Lessons from Building a 100 GB Data Analysis Pipeline in Python
Published:
Very early in my PhD, I realized that an Excel spreadsheet wasn’t going to cut it.
The experiment in question produced 5–10 GB of binary electrophysiology recordings per session, spread across dozens of files, each containing millisecond-resolution time-series data from multiple recording channels. The existing analysis workflow — load a file in MATLAB, scroll through it manually, copy peak values to Excel, repeat — would have taken 2+ hours per session and would not have been reproducible from one person to the next.
So I built MonStim Analyzer: a full-featured PyQt6 desktop application for automated EMG data analysis. Here’s what I learned along the way.
1. You can’t load 100 GB into RAM — design your I/O layer first
The first constraint I hit was memory. A naive approach (load everything, then process) immediately fails when your data exceeds available RAM. The solution I ended up with was lazy loading with structured caching: on startup, the application indexes all session files and builds a metadata catalog; individual recordings are loaded from disk on demand and cached in a Session → Channel → Sweep hierarchy. Data that hasn’t been accessed recently is evicted from memory to keep the footprint manageable.
The lesson generalizes directly to production data engineering: design your I/O layer first, and never let your processing logic assume all data fits in memory. In a world of big data, that’s just not a safe assumption.
2. GUIs aren’t optional when your users aren’t programmers
My users are electrophysiologists. They are excellent scientists. They do not want to edit a Python script to change an axis limit.

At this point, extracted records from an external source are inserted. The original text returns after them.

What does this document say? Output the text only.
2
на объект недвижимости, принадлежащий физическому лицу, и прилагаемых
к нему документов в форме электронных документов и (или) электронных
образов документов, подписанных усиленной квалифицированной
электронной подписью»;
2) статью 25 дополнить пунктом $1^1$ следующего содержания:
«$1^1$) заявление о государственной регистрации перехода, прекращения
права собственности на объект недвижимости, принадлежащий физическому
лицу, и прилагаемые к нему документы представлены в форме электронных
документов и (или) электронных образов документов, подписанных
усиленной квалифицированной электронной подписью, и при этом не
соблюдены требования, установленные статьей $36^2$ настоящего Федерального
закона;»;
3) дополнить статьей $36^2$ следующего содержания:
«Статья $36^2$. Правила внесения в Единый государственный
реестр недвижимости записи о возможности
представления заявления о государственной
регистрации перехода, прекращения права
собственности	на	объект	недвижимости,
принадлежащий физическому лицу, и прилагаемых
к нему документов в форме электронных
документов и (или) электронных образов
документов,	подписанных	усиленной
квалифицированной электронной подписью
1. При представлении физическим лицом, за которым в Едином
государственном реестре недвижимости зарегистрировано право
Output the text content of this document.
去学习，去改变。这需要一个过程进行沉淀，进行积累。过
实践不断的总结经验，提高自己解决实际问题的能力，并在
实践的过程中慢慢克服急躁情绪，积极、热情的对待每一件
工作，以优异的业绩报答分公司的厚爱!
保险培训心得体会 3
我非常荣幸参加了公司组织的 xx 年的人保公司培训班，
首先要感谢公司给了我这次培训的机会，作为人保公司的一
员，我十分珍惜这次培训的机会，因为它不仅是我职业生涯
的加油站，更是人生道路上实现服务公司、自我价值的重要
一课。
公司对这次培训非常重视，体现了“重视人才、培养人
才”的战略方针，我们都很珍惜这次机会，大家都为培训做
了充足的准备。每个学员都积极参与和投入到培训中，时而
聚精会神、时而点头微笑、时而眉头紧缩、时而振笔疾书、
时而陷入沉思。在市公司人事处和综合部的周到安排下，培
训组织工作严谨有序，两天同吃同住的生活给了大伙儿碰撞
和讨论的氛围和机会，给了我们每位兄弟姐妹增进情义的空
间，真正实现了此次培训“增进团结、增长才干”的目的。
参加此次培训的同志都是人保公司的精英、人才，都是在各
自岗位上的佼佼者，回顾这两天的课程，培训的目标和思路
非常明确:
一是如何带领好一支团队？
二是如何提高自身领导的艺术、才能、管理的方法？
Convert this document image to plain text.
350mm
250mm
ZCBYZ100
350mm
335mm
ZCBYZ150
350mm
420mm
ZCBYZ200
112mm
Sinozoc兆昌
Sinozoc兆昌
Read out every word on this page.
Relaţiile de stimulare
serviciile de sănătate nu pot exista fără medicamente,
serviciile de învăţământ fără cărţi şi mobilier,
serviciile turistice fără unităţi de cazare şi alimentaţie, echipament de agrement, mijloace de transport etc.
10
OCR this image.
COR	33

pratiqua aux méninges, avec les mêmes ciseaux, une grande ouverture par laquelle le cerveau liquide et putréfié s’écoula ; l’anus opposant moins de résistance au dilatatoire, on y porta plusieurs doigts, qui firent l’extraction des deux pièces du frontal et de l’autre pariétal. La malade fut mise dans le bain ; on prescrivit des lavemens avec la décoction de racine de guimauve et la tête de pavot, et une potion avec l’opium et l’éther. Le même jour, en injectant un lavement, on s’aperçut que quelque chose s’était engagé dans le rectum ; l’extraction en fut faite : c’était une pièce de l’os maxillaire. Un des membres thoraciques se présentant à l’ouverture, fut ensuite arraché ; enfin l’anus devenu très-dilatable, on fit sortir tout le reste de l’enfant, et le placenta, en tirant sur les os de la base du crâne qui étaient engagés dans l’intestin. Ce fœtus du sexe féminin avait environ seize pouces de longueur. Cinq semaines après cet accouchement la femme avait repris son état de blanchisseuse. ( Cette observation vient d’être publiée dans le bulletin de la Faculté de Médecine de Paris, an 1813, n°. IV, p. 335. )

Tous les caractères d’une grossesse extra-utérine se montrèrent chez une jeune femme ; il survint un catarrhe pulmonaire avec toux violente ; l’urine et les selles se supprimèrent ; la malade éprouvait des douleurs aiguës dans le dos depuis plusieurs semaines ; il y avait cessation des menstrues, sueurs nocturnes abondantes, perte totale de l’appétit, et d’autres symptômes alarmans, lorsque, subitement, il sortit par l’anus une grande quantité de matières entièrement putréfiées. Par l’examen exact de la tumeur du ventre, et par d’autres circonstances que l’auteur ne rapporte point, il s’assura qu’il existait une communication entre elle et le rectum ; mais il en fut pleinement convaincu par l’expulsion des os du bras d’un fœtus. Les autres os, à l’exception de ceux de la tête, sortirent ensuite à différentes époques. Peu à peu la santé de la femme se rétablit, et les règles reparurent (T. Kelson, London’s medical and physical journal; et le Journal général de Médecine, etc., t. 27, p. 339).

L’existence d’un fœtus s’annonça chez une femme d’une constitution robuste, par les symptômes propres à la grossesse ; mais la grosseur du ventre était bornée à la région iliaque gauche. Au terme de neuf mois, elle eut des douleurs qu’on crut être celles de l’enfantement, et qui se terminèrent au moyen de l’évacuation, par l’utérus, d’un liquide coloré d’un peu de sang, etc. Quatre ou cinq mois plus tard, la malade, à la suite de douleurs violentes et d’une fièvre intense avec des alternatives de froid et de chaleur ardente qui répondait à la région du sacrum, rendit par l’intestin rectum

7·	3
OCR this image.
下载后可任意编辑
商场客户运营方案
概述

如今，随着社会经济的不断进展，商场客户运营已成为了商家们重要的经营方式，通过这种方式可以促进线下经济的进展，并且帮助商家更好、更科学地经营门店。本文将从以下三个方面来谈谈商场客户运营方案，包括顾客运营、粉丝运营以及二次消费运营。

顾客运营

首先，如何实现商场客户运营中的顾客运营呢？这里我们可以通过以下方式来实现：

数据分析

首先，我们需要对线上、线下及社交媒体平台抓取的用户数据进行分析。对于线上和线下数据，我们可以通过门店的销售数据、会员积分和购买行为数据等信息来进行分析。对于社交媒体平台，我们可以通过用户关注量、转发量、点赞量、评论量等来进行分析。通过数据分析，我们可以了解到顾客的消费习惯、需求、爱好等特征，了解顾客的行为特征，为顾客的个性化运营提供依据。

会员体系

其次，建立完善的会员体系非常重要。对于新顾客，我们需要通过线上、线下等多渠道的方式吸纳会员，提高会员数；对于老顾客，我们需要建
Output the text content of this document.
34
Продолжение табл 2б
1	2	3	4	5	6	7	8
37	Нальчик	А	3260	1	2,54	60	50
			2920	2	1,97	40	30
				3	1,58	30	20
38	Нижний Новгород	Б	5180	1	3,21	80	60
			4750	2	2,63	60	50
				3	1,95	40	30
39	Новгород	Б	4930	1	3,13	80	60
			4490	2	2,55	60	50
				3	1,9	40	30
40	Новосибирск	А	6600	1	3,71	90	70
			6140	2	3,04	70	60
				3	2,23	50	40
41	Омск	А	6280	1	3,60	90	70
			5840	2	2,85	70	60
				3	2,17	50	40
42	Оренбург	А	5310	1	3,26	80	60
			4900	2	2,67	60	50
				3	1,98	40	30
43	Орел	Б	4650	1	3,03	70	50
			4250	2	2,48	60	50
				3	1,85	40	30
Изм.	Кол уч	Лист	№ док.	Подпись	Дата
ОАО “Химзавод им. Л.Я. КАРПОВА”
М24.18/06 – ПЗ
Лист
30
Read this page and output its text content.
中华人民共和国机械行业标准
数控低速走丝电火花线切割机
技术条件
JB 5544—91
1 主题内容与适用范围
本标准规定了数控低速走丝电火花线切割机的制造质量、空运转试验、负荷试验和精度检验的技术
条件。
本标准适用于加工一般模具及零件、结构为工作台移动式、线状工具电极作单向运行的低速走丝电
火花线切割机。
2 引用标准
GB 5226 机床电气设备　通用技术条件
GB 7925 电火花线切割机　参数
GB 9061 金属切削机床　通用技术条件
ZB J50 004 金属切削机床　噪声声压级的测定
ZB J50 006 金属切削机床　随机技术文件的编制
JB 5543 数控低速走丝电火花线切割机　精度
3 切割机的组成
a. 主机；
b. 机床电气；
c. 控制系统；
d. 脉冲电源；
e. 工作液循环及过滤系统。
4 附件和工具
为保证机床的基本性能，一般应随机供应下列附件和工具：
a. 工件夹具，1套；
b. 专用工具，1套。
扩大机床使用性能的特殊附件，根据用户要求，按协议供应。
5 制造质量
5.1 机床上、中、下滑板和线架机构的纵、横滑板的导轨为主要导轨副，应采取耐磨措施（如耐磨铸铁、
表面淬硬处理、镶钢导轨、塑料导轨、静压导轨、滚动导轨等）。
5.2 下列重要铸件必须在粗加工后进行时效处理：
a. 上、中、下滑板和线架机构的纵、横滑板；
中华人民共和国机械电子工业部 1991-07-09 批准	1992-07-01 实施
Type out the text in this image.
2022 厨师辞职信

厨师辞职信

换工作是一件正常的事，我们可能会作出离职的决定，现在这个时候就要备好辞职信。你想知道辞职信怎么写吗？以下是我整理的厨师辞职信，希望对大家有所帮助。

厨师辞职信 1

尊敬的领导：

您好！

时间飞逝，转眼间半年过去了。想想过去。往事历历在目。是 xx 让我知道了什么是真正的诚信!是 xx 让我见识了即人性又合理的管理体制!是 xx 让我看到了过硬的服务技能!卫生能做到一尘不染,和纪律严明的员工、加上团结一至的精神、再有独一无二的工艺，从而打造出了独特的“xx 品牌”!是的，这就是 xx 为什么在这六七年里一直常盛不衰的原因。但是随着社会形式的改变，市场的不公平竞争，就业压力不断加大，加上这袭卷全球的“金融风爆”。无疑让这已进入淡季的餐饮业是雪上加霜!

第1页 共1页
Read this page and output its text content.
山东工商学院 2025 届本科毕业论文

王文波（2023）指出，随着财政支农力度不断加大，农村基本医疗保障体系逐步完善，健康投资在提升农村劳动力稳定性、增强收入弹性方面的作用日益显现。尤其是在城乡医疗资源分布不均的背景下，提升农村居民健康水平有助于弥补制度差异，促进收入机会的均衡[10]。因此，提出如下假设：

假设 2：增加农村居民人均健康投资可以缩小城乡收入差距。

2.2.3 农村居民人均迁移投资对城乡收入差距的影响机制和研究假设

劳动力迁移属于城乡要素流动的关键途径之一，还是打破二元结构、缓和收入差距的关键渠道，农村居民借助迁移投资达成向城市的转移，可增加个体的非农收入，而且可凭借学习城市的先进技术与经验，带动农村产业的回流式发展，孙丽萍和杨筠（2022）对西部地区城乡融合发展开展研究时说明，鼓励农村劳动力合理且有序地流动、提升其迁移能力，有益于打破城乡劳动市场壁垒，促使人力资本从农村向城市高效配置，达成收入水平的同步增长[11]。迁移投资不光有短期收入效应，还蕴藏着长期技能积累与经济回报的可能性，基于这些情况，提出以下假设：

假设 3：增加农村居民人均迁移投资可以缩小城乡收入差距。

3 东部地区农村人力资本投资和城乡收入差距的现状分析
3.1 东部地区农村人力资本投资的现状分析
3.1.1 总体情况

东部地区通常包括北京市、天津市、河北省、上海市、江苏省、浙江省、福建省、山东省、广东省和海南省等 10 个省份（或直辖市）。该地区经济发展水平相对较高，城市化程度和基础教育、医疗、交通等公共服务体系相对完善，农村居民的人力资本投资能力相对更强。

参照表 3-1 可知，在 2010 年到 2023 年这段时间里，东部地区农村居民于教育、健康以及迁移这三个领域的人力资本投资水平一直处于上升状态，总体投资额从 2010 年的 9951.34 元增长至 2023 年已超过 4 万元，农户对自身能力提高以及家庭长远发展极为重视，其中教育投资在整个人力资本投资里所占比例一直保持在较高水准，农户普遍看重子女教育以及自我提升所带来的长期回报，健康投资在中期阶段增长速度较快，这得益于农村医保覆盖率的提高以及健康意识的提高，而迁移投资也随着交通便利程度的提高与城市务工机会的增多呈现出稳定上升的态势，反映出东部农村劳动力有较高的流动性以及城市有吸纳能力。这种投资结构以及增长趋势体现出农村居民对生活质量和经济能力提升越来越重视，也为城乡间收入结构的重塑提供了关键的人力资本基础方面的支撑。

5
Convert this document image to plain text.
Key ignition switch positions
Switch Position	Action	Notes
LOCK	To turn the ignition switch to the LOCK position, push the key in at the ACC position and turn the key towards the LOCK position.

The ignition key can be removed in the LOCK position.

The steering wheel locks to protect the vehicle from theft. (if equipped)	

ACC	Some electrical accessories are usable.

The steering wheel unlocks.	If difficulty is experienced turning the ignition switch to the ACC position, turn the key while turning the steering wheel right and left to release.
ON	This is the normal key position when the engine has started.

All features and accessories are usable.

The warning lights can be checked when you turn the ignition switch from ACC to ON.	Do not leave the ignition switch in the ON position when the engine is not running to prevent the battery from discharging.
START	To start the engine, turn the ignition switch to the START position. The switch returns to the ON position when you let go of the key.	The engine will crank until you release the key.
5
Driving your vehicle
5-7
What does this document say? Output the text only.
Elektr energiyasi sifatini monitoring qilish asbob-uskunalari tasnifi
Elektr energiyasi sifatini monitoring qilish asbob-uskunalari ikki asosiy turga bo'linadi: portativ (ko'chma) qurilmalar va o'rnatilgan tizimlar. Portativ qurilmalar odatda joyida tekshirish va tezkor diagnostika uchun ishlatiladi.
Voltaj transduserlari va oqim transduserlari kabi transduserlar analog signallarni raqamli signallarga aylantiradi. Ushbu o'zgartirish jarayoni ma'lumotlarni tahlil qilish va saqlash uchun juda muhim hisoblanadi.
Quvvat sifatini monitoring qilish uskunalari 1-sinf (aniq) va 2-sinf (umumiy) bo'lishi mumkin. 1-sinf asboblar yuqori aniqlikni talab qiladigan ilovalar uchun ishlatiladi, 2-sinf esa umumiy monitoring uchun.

Building a real GUI — with a Qt interface, interactive waveform visualization, and point-and-click peak editing — was more work than a command-line tool, but it was the right call. A tool that sits in a GitHub repo and requires conda activate to run will not be used daily by most wet-lab researchers. It’s hard enough to get them to go to a GitHub repo to download an executable, let alone open a terminal and run a script for the first time.
If you’re building data tools for people who aren’t engineers, invest in a good interface.
3. Reproducibility requires deliberate choices, not just documentation
Every analysis decision made through the GUI — peak overrides, channel exclusions, baseline correction parameters — is serialized and stored in the session file alongside the raw data. Reloading a session in three years produces exactly the same results, regardless of who ran it originally.
This didn’t happen automatically. It required designing a data model where every user action has a representation in a serializable structure, and where loading that structure fully restores application state. If you’re building tools where reproducibility matters, design for it from the start because retrofitting is painful.
4. Measure the right thing — human time is often the bottleneck
The analysis workflow dropped from ~2 hours to under 25 minutes per session. Most of that gain came not from algorithmic speedups but from removing repetitive, attention-heavy steps: automated file loading, consistent report generation, and a clearer UI that reduced manual decision time. Instrument your workflow and time the human-in-the-loop steps because those are often the cheapest and highest-impact things to improve.
Even when computation is expensive, profiling where time is actually spent will guide better trade-offs than guessing where the bottleneck lies.
Conclusion
Building tools for large, messy datasets requires deliberate engineering choices: design an I/O layer that doesn’t assume infinite RAM, invest in a usable interface for non-programmers, serialize every user action for reproducibility, and measure the true bottlenecks — often the human ones. Do those things, and you’ll build tools people use, trust, and return to.
The full source code for MonStim Analyzer is on GitHub. The companion figure-generation application is MonStim Plotter.